MIGUEL CHEVALIER: UBIQUITY

12 April - 1 June 2018
Installation Views
Works
Overview

UBIQUITY 1 & 2 are the first solo exhibitions of French artist Miguel Chevalier in England. A pioneer of virtual art, Miguel Chevalier (b. 1959, Mexico) has been using computer science as a means of expression in the field of visual arts since 1978. His work addresses the question of immateriality in art, as well as the logic induced by the computer, such as hybridisation, generativity and interactivity. Miguel Chevalier has produced mesmerising exhibitions and installations for museums, art centres, galleries and public spaces around the world. His spectacular The Origin of the World - Bubble, suspended above Oxford Circus, has recently been the centre of attractions during the Lumiere London. Following this event, the artist will install Digital Abysses in the submarine base in Bordeaux (March-May); and Artistes & Robots atGaleries nationales du Grand-Palais in Paris (group show, April-July).

 

In the two London exhibitions, a series of works in motion on screen, printing and sculptures will be presented, exploring the imagination of the city and its urban transformations. The works presented are the fruit of a reflection to renew the look on the city and architecture, to reinvent the city of tomorrow and imagine our future world. Sensitive to the evolution of the development of cities and their globalisation, this work is a continuation of previous works by the artist: Aller-Retour-Tokyo / Kyoto, 1996, Villa Kujoyama, Japan; Periphery, 1998, Espace Cardin, Paris; Memory and Changes, 1999, La Fabrique, Beirut, Lebanon; Metapolis, 2002, Marco, Monterrey, Mexico; Méta-Territoires, 2015, Fernand Léger Gallery, Ivry-sur-Seine, France.

 

At The Mayor Gallery, Miguel Chevalier shows new digital works "Méta-cities" 2018 presented on 2 LCD screens. In the 19th century, Cerda, Haussmann and Otto Wagner developed urban models capable of restructuring the city and reorganising its circulation, but today, traffic flows, exchanges in real time, and requires rethinking the city in its report to life and territory. Chevalier wonders how to appropriate and transcribe the city faced with a multiplication of networks. Computer tools allow the artist to explore these "new digital cities" in their future-world.

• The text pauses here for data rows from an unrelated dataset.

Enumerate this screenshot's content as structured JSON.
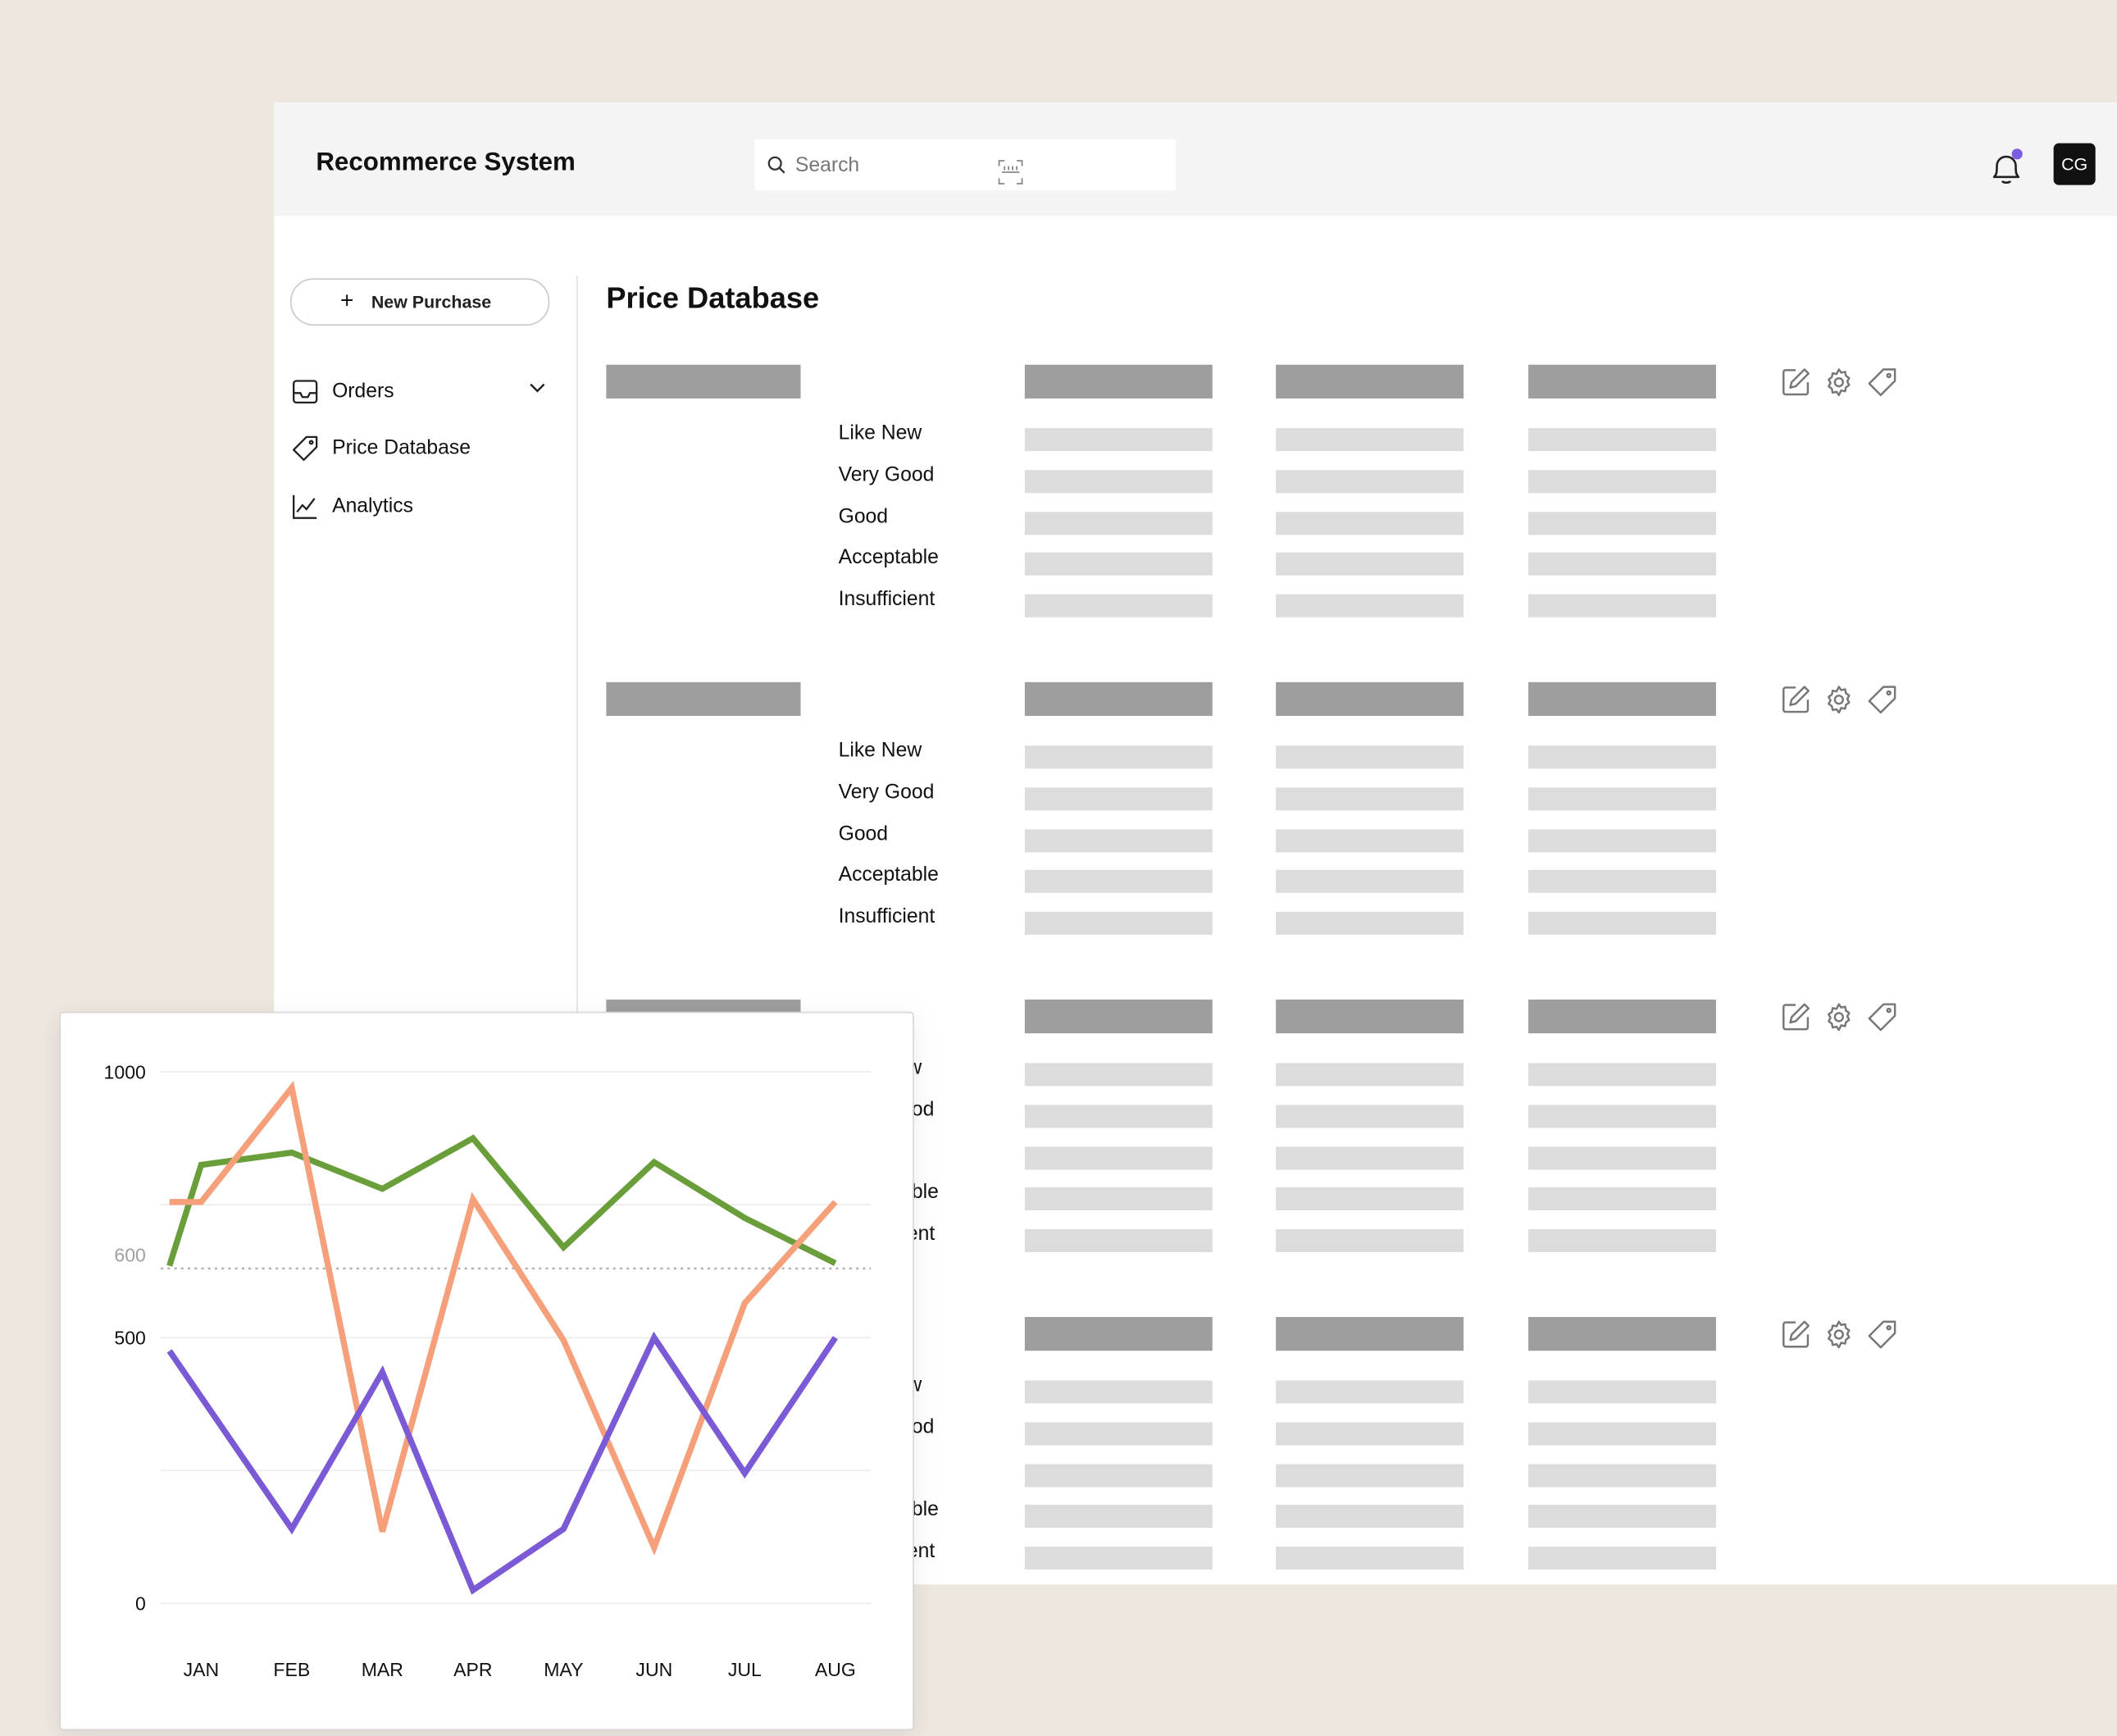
{
  "app": {
    "title": "Recommerce System"
  },
  "search": {
    "placeholder": "Search"
  },
  "user": {
    "initials": "CG"
  },
  "sidebar": {
    "new_button": "New Purchase",
    "items": [
      {
        "label": "Orders",
        "icon": "inbox-icon",
        "has_dropdown": true
      },
      {
        "label": "Price Database",
        "icon": "tag-icon"
      },
      {
        "label": "Analytics",
        "icon": "chart-icon"
      }
    ]
  },
  "main": {
    "title": "Price Database",
    "condition_labels": [
      "Like New",
      "Very Good",
      "Good",
      "Acceptable",
      "Insufficient"
    ],
    "row_actions": [
      "edit-icon",
      "gear-icon",
      "tag-icon"
    ]
  },
  "colors": {
    "accent_dot": "#7b5ce0",
    "series_green": "#6a9e3a",
    "series_orange": "#f5a07a",
    "series_purple": "#7b5ad6"
  },
  "chart_data": {
    "type": "line",
    "categories": [
      "JAN",
      "FEB",
      "MAR",
      "APR",
      "MAY",
      "JUN",
      "JUL",
      "AUG"
    ],
    "ytick_labels": [
      "1000",
      "600",
      "500",
      "0"
    ],
    "yticks": [
      1000,
      600,
      500,
      0
    ],
    "reference_line": 630,
    "ylim": [
      0,
      1000
    ],
    "series": [
      {
        "color": "#6a9e3a",
        "points": [
          [
            -0.35,
            635
          ],
          [
            0,
            825
          ],
          [
            1,
            848
          ],
          [
            2,
            780
          ],
          [
            3,
            875
          ],
          [
            4,
            670
          ],
          [
            5,
            830
          ],
          [
            6,
            725
          ],
          [
            7,
            640
          ]
        ]
      },
      {
        "color": "#f5a07a",
        "points": [
          [
            -0.35,
            755
          ],
          [
            0,
            755
          ],
          [
            1,
            970
          ],
          [
            2,
            135
          ],
          [
            3,
            760
          ],
          [
            4,
            495
          ],
          [
            5,
            105
          ],
          [
            6,
            565
          ],
          [
            7,
            755
          ]
        ]
      },
      {
        "color": "#7b5ad6",
        "points": [
          [
            -0.35,
            475
          ],
          [
            1,
            140
          ],
          [
            2,
            435
          ],
          [
            3,
            25
          ],
          [
            4,
            140
          ],
          [
            5,
            500
          ],
          [
            6,
            245
          ],
          [
            7,
            500
          ]
        ]
      }
    ]
  }
}
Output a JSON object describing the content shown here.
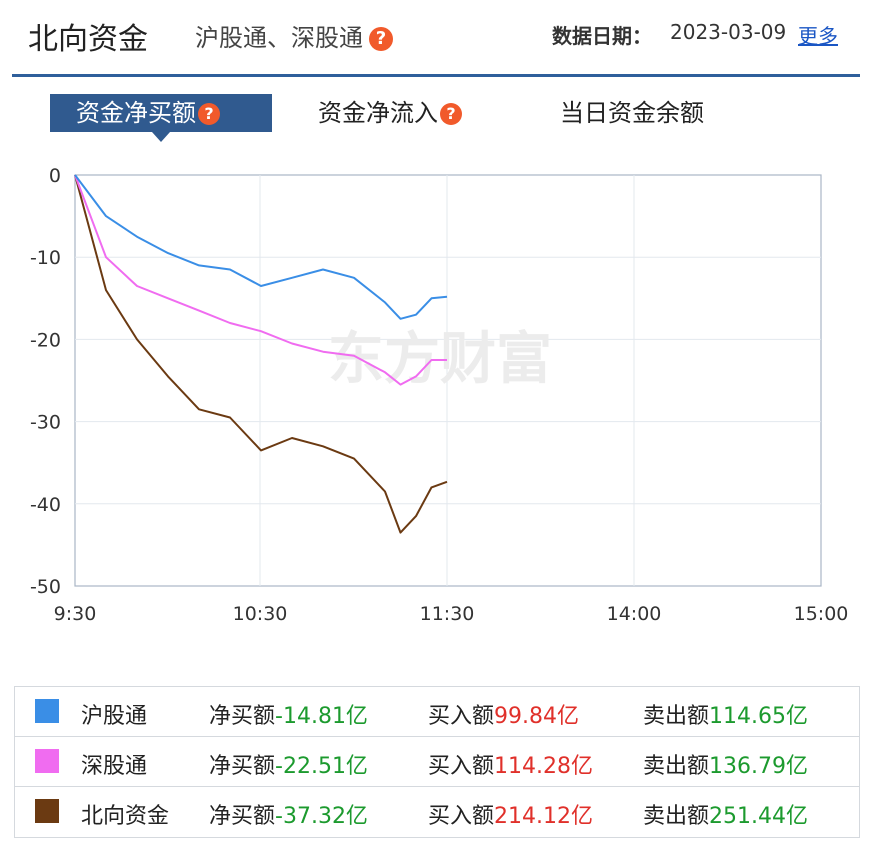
{
  "header": {
    "title": "北向资金",
    "subtitle": "沪股通、深股通",
    "date_label": "数据日期：",
    "date_value": "2023-03-09",
    "more_link": "更多"
  },
  "tabs": [
    {
      "label": "资金净买额",
      "active": true,
      "help": true
    },
    {
      "label": "资金净流入",
      "active": false,
      "help": true
    },
    {
      "label": "当日资金余额",
      "active": false,
      "help": false
    }
  ],
  "watermark": "东方财富",
  "colors": {
    "accent": "#305a8f",
    "hgt": "#3a8ee6",
    "sgt": "#f06cf0",
    "bx": "#6b3a12",
    "positive": "#e0302a",
    "negative": "#1c9a2e"
  },
  "chart_data": {
    "type": "line",
    "x_ticks": [
      "9:30",
      "10:30",
      "11:30",
      "14:00",
      "15:00"
    ],
    "ylim": [
      -50,
      0
    ],
    "y_ticks": [
      "0",
      "-10",
      "-20",
      "-30",
      "-40",
      "-50"
    ],
    "grid": true,
    "x": [
      "9:30",
      "9:40",
      "9:50",
      "10:00",
      "10:10",
      "10:20",
      "10:30",
      "10:40",
      "10:50",
      "11:00",
      "11:10",
      "11:15",
      "11:20",
      "11:25",
      "11:30"
    ],
    "series": [
      {
        "name": "沪股通",
        "color": "#3a8ee6",
        "values": [
          0,
          -5,
          -7.5,
          -9.5,
          -11,
          -11.5,
          -13.5,
          -12.5,
          -11.5,
          -12.5,
          -15.5,
          -17.5,
          -17,
          -15,
          -14.81
        ]
      },
      {
        "name": "深股通",
        "color": "#f06cf0",
        "values": [
          0,
          -10,
          -13.5,
          -15,
          -16.5,
          -18,
          -19,
          -20.5,
          -21.5,
          -22,
          -24,
          -25.5,
          -24.5,
          -22.5,
          -22.51
        ]
      },
      {
        "name": "北向资金",
        "color": "#6b3a12",
        "values": [
          0,
          -14,
          -20,
          -24.5,
          -28.5,
          -29.5,
          -33.5,
          -32,
          -33,
          -34.5,
          -38.5,
          -43.5,
          -41.5,
          -38,
          -37.32
        ]
      }
    ]
  },
  "legend": [
    {
      "name": "沪股通",
      "color": "#3a8ee6",
      "net_label": "净买额",
      "net_value": "-14.81亿",
      "buy_label": "买入额",
      "buy_value": "99.84亿",
      "sell_label": "卖出额",
      "sell_value": "114.65亿"
    },
    {
      "name": "深股通",
      "color": "#f06cf0",
      "net_label": "净买额",
      "net_value": "-22.51亿",
      "buy_label": "买入额",
      "buy_value": "114.28亿",
      "sell_label": "卖出额",
      "sell_value": "136.79亿"
    },
    {
      "name": "北向资金",
      "color": "#6b3a12",
      "net_label": "净买额",
      "net_value": "-37.32亿",
      "buy_label": "买入额",
      "buy_value": "214.12亿",
      "sell_label": "卖出额",
      "sell_value": "251.44亿"
    }
  ]
}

Through his fixed or moving works, he creates cities between reality and simulation, forming part of a transformable space-time. Planetary cities, without location, without beginning or end, without centre and periphery, the "Meta-cities" are made up of wired buildings that parade before our eyes. These cities generate themselves from software specially designed with the computer scientist Claude Micheli. These "Méta-cités" are revealing of a generic urban principle that reproduces itself without a state of mind, without reference points, without worrying about singularity.

 

To respond to these two works on screen, a series of fixed works are presented in the form of digital printing in colour and black and white from the worlds of these "meta-cities". The series "Méta-Cités - White and Black" and "Pixel-Cités" are a tribute to the origins of the digital work: the pixel. Elementary point of any digital image, the pixel is a recurring motif in the work of the artist and his research. It is for him the equivalent of the pictorial touch. If Richard Hamilton or Roy Lichtenstein or Alain Jacquet were interested in the enlargement of the point and the offset frame, Miguel Chevalier develops a writing no longer based on the plot of points like these artists, but on the pixel frame. The pixel, enlarged, set in motion or fixed, becomes autonomous and composes abstract and very graphic universes imbued with poetry.

 

Finally, two sculptures "Archi-Sculptures 1 & 2” complete the exhibition.  One of these sculptures is made from laser cutting techniques and the other represents a city made up of a labyrinth of hybrid architectures in 3D printing. 3D printing in sintering powder, now allows materialisation of the virtual, it is a real revolution for the field of sculpture that will also disrupt our environment.

 

At Wilmotte Gallery visitors will discover a large installation of projected interactive virtual reality: "Méta-Cities" 2017 where the spectator sinks into the meandering streets of an infinite virtual city. It can explore 3 different urban universes and interact in discovery via a touch interface. These "meta-cities" generate themselves in a dynamic chaos of unplanned flows.

 

Through his fixed or moving artworks, Miguel Chevaliercreates cities between reality and simulation, forming part of a transformable space-time. He reveals with the virtual the elusive and translates the new forms of contemporary life and cities today: incessant renewal, speed, transformation. Abandoning all chronological and linear memory, he constructs in images, a "constellation of time and space" urban, between destruction and construction, growth and mutation.

 

Light, movement, energy: new poetics of matter are elaborated in the continuity of kinetic works. Miguel Chevalier transcribes from this aesthetics, notions of flow and networks. He makes visible the invisible, reveals the essence of things in an ever-changing world.